Precarização é estar sempre no olho do furacão. Tenho de estar sempre alerta: não para cuidar dos meus planos de vida, dos meus filhos, dos meus pais, do meu bairro, dos meus colegas, da minha terra, mas para satisfazer todos os desejos de quem paga, muito ou pouco, pelo meu trabalho. Eu já não vendo apenas a minha força de trabalho, vendo a minha dedicação total, todo o meu tempo, toda a escala dos meus interesses. A condição de proletário (com quatro anos de escolaridade ou com doutoramento) toma conta de toda a minha vida - e, cereja em cima do bolo, tenho de ser dedicado, em todo o tempo e em toda a parte, acordado ou a dormir. Como se consegue isso? Tornando curtos todos os ciclos: sou escrutinado cada ano, cada mês, cada dia, cada hora. Não posso ter projectos a quatro anos, porque não sou livre de gerir a minha vida a quatro anos. Só o patrão (aliás, só alguns patrões) podem pensar a quatro anos, todos os outros podem morrer amanhã. E em ciclos destes, de um dia para o outro, a conformidade é o melhor seguro.

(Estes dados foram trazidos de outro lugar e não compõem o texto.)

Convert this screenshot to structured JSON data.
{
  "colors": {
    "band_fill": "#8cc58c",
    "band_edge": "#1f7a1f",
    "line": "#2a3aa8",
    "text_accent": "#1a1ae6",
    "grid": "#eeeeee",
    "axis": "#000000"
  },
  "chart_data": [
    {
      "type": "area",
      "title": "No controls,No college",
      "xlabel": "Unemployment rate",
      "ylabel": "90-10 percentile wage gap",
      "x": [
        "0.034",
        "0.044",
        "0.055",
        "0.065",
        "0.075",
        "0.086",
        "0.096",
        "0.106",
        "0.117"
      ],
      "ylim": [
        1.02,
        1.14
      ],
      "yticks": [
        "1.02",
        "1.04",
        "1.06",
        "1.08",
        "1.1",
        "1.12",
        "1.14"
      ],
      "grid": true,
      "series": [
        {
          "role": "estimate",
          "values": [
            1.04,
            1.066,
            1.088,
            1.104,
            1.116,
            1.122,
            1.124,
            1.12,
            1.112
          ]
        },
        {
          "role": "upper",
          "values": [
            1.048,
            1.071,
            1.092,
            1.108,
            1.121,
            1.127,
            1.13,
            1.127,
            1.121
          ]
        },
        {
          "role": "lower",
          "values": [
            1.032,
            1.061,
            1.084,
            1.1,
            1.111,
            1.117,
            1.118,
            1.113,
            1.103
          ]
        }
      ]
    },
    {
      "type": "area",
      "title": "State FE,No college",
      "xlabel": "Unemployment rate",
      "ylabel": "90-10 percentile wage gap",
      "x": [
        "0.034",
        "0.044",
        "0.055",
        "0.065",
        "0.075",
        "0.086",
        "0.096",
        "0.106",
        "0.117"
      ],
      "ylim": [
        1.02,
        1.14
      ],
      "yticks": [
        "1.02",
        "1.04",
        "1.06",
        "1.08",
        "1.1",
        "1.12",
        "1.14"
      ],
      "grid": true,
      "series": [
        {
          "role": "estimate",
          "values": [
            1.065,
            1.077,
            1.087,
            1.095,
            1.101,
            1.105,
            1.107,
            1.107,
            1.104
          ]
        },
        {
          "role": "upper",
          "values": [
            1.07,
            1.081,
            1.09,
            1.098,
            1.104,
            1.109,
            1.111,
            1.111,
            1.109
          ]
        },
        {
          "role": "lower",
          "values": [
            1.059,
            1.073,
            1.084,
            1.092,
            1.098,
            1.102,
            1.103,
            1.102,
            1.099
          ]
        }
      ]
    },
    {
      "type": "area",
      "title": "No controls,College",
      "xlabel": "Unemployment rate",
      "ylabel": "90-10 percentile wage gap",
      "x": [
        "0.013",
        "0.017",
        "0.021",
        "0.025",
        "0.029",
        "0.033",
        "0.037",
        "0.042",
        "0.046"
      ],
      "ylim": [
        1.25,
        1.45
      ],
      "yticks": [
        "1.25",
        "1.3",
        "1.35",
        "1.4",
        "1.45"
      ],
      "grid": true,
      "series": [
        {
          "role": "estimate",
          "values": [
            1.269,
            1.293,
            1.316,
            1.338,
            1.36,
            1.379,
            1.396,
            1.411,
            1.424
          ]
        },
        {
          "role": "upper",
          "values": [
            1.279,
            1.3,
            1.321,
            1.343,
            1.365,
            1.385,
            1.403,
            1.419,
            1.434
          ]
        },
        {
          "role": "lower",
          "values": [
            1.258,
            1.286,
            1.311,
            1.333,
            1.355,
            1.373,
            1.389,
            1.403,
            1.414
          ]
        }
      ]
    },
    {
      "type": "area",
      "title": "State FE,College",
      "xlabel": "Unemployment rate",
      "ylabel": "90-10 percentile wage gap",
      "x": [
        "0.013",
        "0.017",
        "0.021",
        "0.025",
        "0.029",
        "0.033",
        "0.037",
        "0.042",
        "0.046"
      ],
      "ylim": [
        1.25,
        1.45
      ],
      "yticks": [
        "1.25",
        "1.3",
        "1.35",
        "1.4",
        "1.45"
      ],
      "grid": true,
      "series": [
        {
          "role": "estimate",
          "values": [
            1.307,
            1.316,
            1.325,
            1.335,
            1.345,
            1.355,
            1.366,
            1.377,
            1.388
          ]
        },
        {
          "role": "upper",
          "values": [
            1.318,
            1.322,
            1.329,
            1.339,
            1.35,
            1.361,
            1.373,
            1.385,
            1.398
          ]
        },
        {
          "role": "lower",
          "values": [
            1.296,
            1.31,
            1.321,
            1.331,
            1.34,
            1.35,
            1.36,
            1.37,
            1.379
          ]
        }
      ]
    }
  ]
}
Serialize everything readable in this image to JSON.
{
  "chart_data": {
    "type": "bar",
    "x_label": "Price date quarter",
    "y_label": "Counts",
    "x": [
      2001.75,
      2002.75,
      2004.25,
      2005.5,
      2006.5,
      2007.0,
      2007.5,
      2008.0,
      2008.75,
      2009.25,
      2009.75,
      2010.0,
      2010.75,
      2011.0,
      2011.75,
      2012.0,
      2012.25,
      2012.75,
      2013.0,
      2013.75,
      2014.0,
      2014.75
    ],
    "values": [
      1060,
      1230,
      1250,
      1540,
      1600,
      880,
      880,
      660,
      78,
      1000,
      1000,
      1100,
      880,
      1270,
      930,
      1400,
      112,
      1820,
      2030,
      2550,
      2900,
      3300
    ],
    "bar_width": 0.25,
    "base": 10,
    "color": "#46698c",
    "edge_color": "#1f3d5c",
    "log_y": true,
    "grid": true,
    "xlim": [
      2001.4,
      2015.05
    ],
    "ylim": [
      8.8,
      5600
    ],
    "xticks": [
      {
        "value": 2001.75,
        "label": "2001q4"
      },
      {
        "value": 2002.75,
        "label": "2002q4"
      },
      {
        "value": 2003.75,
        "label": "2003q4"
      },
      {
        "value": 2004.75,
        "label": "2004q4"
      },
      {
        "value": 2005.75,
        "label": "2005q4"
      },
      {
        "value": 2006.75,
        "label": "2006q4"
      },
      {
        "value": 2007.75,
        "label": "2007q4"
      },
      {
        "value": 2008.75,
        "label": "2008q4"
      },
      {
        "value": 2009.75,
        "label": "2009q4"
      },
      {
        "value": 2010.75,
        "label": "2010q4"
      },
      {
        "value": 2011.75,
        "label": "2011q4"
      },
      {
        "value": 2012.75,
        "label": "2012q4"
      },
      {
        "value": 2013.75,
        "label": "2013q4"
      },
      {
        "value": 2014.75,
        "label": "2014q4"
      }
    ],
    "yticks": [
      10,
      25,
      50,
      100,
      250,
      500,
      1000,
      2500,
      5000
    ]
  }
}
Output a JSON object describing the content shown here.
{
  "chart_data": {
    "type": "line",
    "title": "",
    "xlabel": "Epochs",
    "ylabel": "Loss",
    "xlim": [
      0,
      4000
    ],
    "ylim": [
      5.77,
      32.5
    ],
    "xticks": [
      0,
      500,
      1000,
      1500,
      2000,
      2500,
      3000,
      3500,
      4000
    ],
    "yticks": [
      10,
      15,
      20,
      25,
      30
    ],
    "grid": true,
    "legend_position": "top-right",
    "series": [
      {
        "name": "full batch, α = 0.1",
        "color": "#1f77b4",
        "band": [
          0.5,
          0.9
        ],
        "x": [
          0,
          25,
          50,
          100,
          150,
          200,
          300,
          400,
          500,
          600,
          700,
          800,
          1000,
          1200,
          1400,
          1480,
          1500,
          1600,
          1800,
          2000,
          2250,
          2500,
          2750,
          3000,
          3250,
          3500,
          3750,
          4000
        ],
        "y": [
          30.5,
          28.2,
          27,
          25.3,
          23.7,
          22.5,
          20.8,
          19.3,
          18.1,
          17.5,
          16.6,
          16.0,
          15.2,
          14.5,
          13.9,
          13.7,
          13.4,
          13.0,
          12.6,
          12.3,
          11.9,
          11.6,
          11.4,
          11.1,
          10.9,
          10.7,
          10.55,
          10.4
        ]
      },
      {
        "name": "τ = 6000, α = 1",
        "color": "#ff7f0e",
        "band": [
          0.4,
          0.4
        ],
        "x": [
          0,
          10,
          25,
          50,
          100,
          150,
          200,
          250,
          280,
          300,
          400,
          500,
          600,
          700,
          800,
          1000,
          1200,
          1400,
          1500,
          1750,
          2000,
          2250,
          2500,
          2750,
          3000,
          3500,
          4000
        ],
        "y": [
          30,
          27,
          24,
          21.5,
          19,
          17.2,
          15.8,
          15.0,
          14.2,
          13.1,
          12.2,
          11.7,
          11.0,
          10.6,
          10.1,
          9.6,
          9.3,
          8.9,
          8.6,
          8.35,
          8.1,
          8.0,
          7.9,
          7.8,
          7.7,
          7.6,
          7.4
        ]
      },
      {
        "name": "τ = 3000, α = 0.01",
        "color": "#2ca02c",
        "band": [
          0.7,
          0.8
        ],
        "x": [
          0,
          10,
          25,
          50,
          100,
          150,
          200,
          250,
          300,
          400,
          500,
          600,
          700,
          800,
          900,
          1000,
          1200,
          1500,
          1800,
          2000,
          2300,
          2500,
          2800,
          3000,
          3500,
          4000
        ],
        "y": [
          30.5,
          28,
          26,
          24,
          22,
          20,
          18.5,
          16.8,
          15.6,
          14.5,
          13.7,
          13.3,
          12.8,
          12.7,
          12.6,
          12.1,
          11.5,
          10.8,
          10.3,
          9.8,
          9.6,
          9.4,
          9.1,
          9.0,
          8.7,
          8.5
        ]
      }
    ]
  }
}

Precarização é estar sempre na iminência. A iminência do desequilíbrio, a eminência da ruptura, a eminência do fim de um mundo. Estar sempre na presença da iminência é o roubo do tempo: não há margem de manobra para ninguém, tudo pode acontecer instantaneamente. Os humanos criaram instituições para gerir a sua pertença ao tempo: nascemos e crescemos nos edifícios (institucionais) que os outros criaram, mais tarde podemos dar o nosso contributo para mudar esses edifícios (mas não se muda tudo ao mesmo tempo se queremos continuar a habitar), deixamos aos seguintes uma base onde eles possam continuar a obra, que é humana ao máximo (essa arte de continuar). As instituições permitem que não cheguemos de cada vez ao mundo despidos como se fossemos os primeiros, que nos apoiemos no que outros conquistaram antes de nós. Ora, a precarização é a negação da instituição como forma humana de viver: como estamos sempre ameaçados de que tudo pode ruir, não há maneira de confiar numa certa continuidade que nos poderia dar algum conforto, o que nos dizem é que não podemos deixar nada. Só podemos entregar tudo, incondicionalmente: e para isso temos de estar completamente desprotegidos.

A nossa desprotecção é o seguro de vida de uma tirania mais ou menos impessoal que destrói a nossa participação cidadã. Um precário tem de pensar na sobrevivência, não pode pensar na vivência. Um precário está sempre sob chantagem, se não está a ser triturado está a caminho de ser triturado. Essa é a condição de suspensão de todos os direitos, o imposto revolucionário que o capitalismo actual nos cobra de armas na mão. A precarização é a selva absoluta, a redução das instituições (essa marca das sociedades humanas) à inoperância ou à mera componente repressiva, a transformação da pessoa numa peça descartável. Mais úteis do que as peças descartáveis, que não têm consciência de serem descartáveis, são as pessoas descartáveis, porque têm consciência de o serem. A precarização, espalhando-se como mancha de óleo, é a negação da humanidade e a redução das pessoas à condição de animais à solta entre outros animais numa selva pós-contemporânea.